Hace muchos años —cuántos, no quisiera decirlo— recuerdo que mi nodriza zemblana me decía, siendo un hombrecito de seis años presa del insomnio del adulto: «Minnamin. Gut mag alkan. Pern dirstan» (mi querido, Dios da el hambre, el Diablo la sed). Creo, buenas gentes, que muchos de ustedes en esta bella sala tienen tanta hambre y tanta sed como yo, y que haría bien en detenerme, buenas gentes, aquí mismo.
Sí, es preferible que me detenga. Mis notas y yo mismo estamos agotados. Señores, he sufrido mucho, más de lo que cualquiera de ustedes puede imaginar. Ruego que la bendición del Señor caiga sobre mis infortunados compatriotas. Mi obra está terminada. Mi poeta ha muerto.
—¿Y usted, qué hará de usted mismo, pobre Rey, pobre Kinbote? —me preguntará quizá una voz joven y dulce.

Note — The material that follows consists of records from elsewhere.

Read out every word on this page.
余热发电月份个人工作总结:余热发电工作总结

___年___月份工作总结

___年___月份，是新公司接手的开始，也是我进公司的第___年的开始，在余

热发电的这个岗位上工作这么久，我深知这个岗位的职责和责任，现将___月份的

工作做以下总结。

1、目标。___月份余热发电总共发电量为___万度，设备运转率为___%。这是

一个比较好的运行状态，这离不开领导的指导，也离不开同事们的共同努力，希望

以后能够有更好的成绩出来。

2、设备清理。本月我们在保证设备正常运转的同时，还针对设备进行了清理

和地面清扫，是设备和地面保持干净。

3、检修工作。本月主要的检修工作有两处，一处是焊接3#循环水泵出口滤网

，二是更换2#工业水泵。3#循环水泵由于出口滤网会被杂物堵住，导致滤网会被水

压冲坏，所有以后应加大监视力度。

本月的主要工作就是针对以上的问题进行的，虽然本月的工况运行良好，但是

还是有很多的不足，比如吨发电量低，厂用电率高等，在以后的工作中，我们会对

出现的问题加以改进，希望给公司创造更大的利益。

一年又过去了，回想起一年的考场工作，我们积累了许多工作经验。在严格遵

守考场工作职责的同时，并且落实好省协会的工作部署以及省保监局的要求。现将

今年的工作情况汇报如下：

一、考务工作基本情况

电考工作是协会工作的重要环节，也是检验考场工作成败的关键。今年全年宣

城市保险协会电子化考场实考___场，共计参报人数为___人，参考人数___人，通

Dios me ayudará, espero, a librarme de todo deseo de seguir el ejemplo de otros dos personajes de esta obra. Seguiré existiendo. Quizá adopte otros disfraces, otras formas, pero trataré de existir. Me encontrarán tal vez en otra Universidad, bajo la apariencia de un viejo ruso feliz, saludable, heterosexual, un escritor en el exilio, sans fam, sans futuro, sans público, sans nada salvo su arte. Tal vez me una a Odón para una nueva película: Evasión de Zembla (baile en el palacio, bomba en la plaza del palacio). Quizá me complazca en los simples gustos de los críticos y teatros y cocine una pieza, un melodrama a la antigua con tres personajes principales: un loco que trata de asesinar a un rey imaginario, otro loco que se imagina que es ese rey, y un distinguido y viejo poeta que se encuentra por casualidad en la línea de fuego y perece en el choque entre las dos ficciones. ¡Oh, puedo hacer muchas cosas! Si la historia lo permite, puedo volver a mi reino recobrado, y con un gran sollozo saludar la costa gris y el reflejo de un techo bajo la lluvia. Puedo esconderme y gemir en un manicomio. Pero ocurra lo que ocurra, cualquiera que sea el escenario, alguien, en alguna parte, se pondrá tranquilamente en camino, alguien se ha puesto ya en camino, alguien todavía muy lejos compra un billete, sube a un autobús, a un barco, a un avión, ha aterrizado, se dirige hacia un millón de fotógrafos y pronto llamará a mi puerta, un Gradus más grande, más respetable, más competente.